When it comes to the distribution of wealth in this country, the Tax Policy Center at Urban Institute & Brookings Institution shows that current tax policies “exacerbate income and wealth inequalities stemming from long-standing discrimination in areas such as housing, education and employment.” It’s why Trump can seemingly get away with paying no taxes after the “financial wreckage” from bad real estate decisions in Atlantic City casinos, an airline business and the purchase of the Plaza Hotel in Manhattan, while Black Americans have a hard time getting approved to buy real estate.
“How is it that we talk about everyone paying their fair share and then the president, who claims to be a billionaire, hasn’t been held to that same standard?” Tamika Covington, who is Black, tells ESSENCE. “$750?!! There isn’t that much tax write-off in the world.”
Covington has had her own dealings with the IRS. About 15 years ago, the school clinician based in New York City, filed her first taxes at around age 19. She expected to use the money from her tax return to buy a laptop for her college studies. Instead, the IRS shocked her by saying she omitted her part-time gigs at a summer youth camp and retailer in previous years and now owed about $4,000 dollars in back taxes.
“I was devastated,” Covington recalls. “I didn’t have that kind of money, but I paid every dime of it.”
Because Covington’s mother claimed her as a dependent during the years she did not pay taxes, a CPA directed her not to file separately. “We thought it would be double-dipping” Covington, who ended up going on a payment plan with the IRS, explains. “We had no idea that we were supposed to do both…. The working class gives up everything to pay their fair share but the President, he gets another pass.”

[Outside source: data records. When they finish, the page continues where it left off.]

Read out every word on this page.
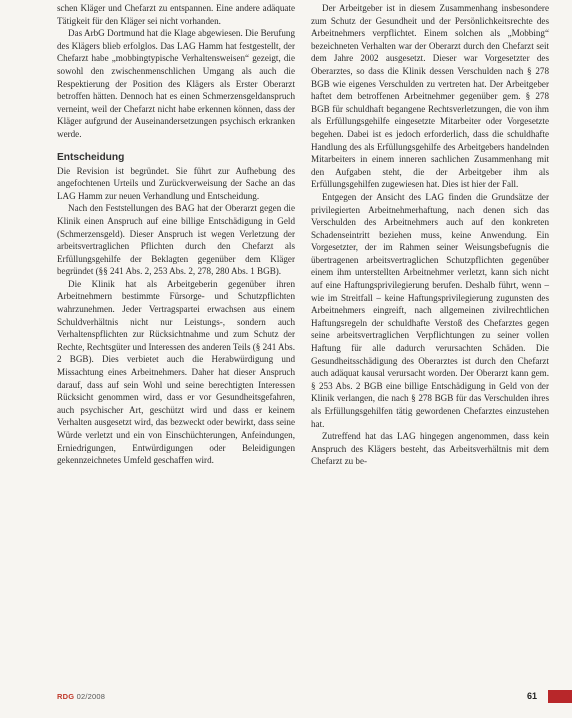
schen Kläger und Chefarzt zu entspannen. Eine andere adäquate Tätigkeit für den Kläger sei nicht vorhanden.

Das ArbG Dortmund hat die Klage abgewiesen. Die Berufung des Klägers blieb erfolglos. Das LAG Hamm hat festgestellt, der Chefarzt habe „mobbingtypische Verhaltensweisen“ gezeigt, die sowohl den zwischenmenschlichen Umgang als auch die Respektierung der Position des Klägers als Erster Oberarzt betroffen hätten. Dennoch hat es einen Schmerzensgeldanspruch verneint, weil der Chefarzt nicht habe erkennen können, dass der Kläger aufgrund der Auseinandersetzungen psychisch erkranken werde.

Entscheidung

Die Revision ist begründet. Sie führt zur Aufhebung des angefochtenen Urteils und Zurückverweisung der Sache an das LAG Hamm zur neuen Verhandlung und Entscheidung.

Nach den Feststellungen des BAG hat der Oberarzt gegen die Klinik einen Anspruch auf eine billige Entschädigung in Geld (Schmerzensgeld). Dieser Anspruch ist wegen Verletzung der arbeitsvertraglichen Pflichten durch den Chefarzt als Erfüllungsgehilfe der Beklagten gegenüber dem Kläger begründet (§§ 241 Abs. 2, 253 Abs. 2, 278, 280 Abs. 1 BGB).

Die Klinik hat als Arbeitgeberin gegenüber ihren Arbeitnehmern bestimmte Fürsorge- und Schutzpflichten wahrzunehmen. Jeder Vertragspartei erwachsen aus einem Schuldverhältnis nicht nur Leistungs-, sondern auch Verhaltenspflichten zur Rücksichtnahme und zum Schutz der Rechte, Rechtsgüter und Interessen des anderen Teils (§ 241 Abs. 2 BGB). Dies verbietet auch die Herabwürdigung und Missachtung eines Arbeitnehmers. Daher hat dieser Anspruch darauf, dass auf sein Wohl und seine berechtigten Interessen Rücksicht genommen wird, dass er vor Gesundheitsgefahren, auch psychischer Art, geschützt wird und dass er keinem Verhalten ausgesetzt wird, das bezweckt oder bewirkt, dass seine Würde verletzt und ein von Einschüchterungen, Anfeindungen, Erniedrigungen, Entwürdigungen oder Beleidigungen gekennzeichnetes Umfeld geschaffen wird.

Der Arbeitgeber ist in diesem Zusammenhang insbesondere zum Schutz der Gesundheit und der Persönlichkeitsrechte des Arbeitnehmers verpflichtet. Einem solchen als „Mobbing“ bezeichneten Verhalten war der Oberarzt durch den Chefarzt seit dem Jahre 2002 ausgesetzt. Dieser war Vorgesetzter des Oberarztes, so dass die Klinik dessen Verschulden nach § 278 BGB wie eigenes Verschulden zu vertreten hat. Der Arbeitgeber haftet dem betroffenen Arbeitnehmer gegenüber gem. § 278 BGB für schuldhaft begangene Rechtsverletzungen, die von ihm als Erfüllungsgehilfe eingesetzte Mitarbeiter oder Vorgesetzte begehen. Dabei ist es jedoch erforderlich, dass die schuldhafte Handlung des als Erfüllungsgehilfe des Arbeitgebers handelnden Mitarbeiters in einem inneren sachlichen Zusammenhang mit den Aufgaben steht, die der Arbeitgeber ihm als Erfüllungsgehilfen zugewiesen hat. Dies ist hier der Fall.

Entgegen der Ansicht des LAG finden die Grundsätze der privilegierten Arbeitnehmerhaftung, nach denen sich das Verschulden des Arbeitnehmers auch auf den konkreten Schadenseintritt beziehen muss, keine Anwendung. Ein Vorgesetzter, der im Rahmen seiner Weisungsbefugnis die übertragenen arbeitsvertraglichen Schutzpflichten gegenüber einem ihm unterstellten Arbeitnehmer verletzt, kann sich nicht auf eine Haftungsprivilegierung berufen. Deshalb führt, wenn – wie im Streitfall – keine Haftungsprivilegierung zugunsten des Arbeitnehmers eingreift, nach allgemeinen zivilrechtlichen Haftungsregeln der schuldhafte Verstoß des Chefarztes gegen seine arbeitsvertraglichen Verpflichtungen zu seiner vollen Haftung für alle dadurch verursachten Schäden. Die Gesundheitsschädigung des Oberarztes ist durch den Chefarzt auch adäquat kausal verursacht worden. Der Oberarzt kann gem. § 253 Abs. 2 BGB eine billige Entschädigung in Geld von der Klinik verlangen, die nach § 278 BGB für das Verschulden ihres als Erfüllungsgehilfen tätig gewordenen Chefarztes einzustehen hat.

Zutreffend hat das LAG hingegen angenommen, dass kein Anspruch des Klägers besteht, das Arbeitsverhältnis mit dem Chefarzt zu be-

RDG 02/2008	61
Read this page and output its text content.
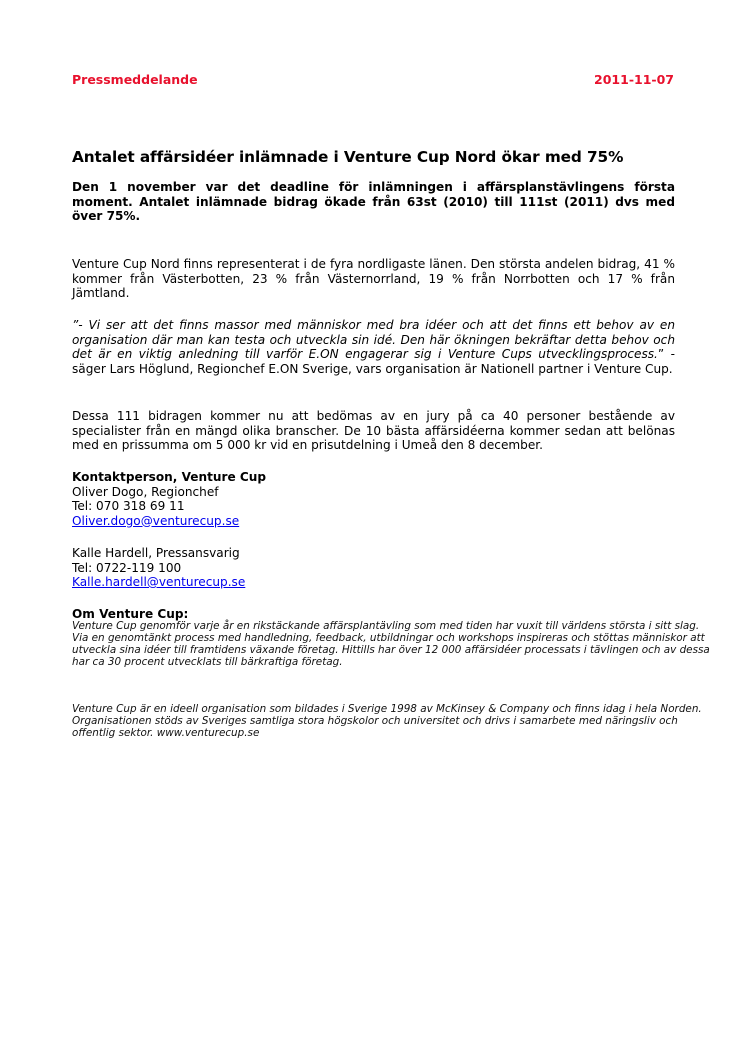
Pressmeddelande	2011-11-07
Antalet affärsidéer inlämnade i Venture Cup Nord ökar med 75%

Den 1 november var det deadline för inlämningen i affärsplanstävlingens första moment. Antalet inlämnade bidrag ökade från 63st (2010) till 111st (2011) dvs med över 75%.

Venture Cup Nord finns representerat i de fyra nordligaste länen. Den största andelen bidrag, 41 % kommer från Västerbotten, 23 % från Västernorrland, 19 % från Norrbotten och 17 % från Jämtland.

”- Vi ser att det finns massor med människor med bra idéer och att det finns ett behov av en organisation där man kan testa och utveckla sin idé. Den här ökningen bekräftar detta behov och det är en viktig anledning till varför E.ON engagerar sig i Venture Cups utvecklingsprocess.” - säger Lars Höglund, Regionchef E.ON Sverige, vars organisation är Nationell partner i Venture Cup.

Dessa 111 bidragen kommer nu att bedömas av en jury på ca 40 personer bestående av specialister från en mängd olika branscher. De 10 bästa affärsidéerna kommer sedan att belönas med en prissumma om 5 000 kr vid en prisutdelning i Umeå den 8 december.

Kontaktperson, Venture Cup
Oliver Dogo, Regionchef
Tel: 070 318 69 11
Oliver.dogo@venturecup.se
Kalle Hardell, Pressansvarig
Tel: 0722-119 100
Kalle.hardell@venturecup.se

Om Venture Cup:

Venture Cup genomför varje år en rikstäckande affärsplantävling som med tiden har vuxit till världens största i sitt slag. Via en genomtänkt process med handledning, feedback, utbildningar och workshops inspireras och stöttas människor att utveckla sina idéer till framtidens växande företag. Hittills har över 12 000 affärsidéer processats i tävlingen och av dessa har ca 30 procent utvecklats till bärkraftiga företag.

Venture Cup är en ideell organisation som bildades i Sverige 1998 av McKinsey & Company och finns idag i hela Norden. Organisationen stöds av Sveriges samtliga stora högskolor och universitet och drivs i samarbete med näringsliv och offentlig sektor. www.venturecup.se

When announcing the Black Economic Empowerment plan Trump said, referring to Joe Biden and Democrats, “They only care about power for themselves, whatever that means. My opponent is offering Black Americans nothing but the same old tired, empty slogans,” Trump argued. However, some Black Americans see Trump’s taxes as reaffirming the narrative that the system was created to bolster powerful and wealthy White Americans while Black Americans are left to deal with inequity and income inequality.
When ESSENCE reached out to the Trump campaign to address the message his tax data could be sending to Black America, a senior campaign official pointed us to a statement made by Alan Garten, a lawyer for the Trump Organization, who said that “most, if not all, of the facts appear to be inaccurate,” regarding the newly released NYT article.
The official also pointed us to a 2016 New York Times article that similarly reported Trump could have avoided taxes for nearly two decades after declaring a $916 million loss in 1995. And he “reminded” us that DNC Chairman Tom Perez pledged in 2019 that Democrats would “not tolerate the theft and dissemination of private data” collected from our adversaries.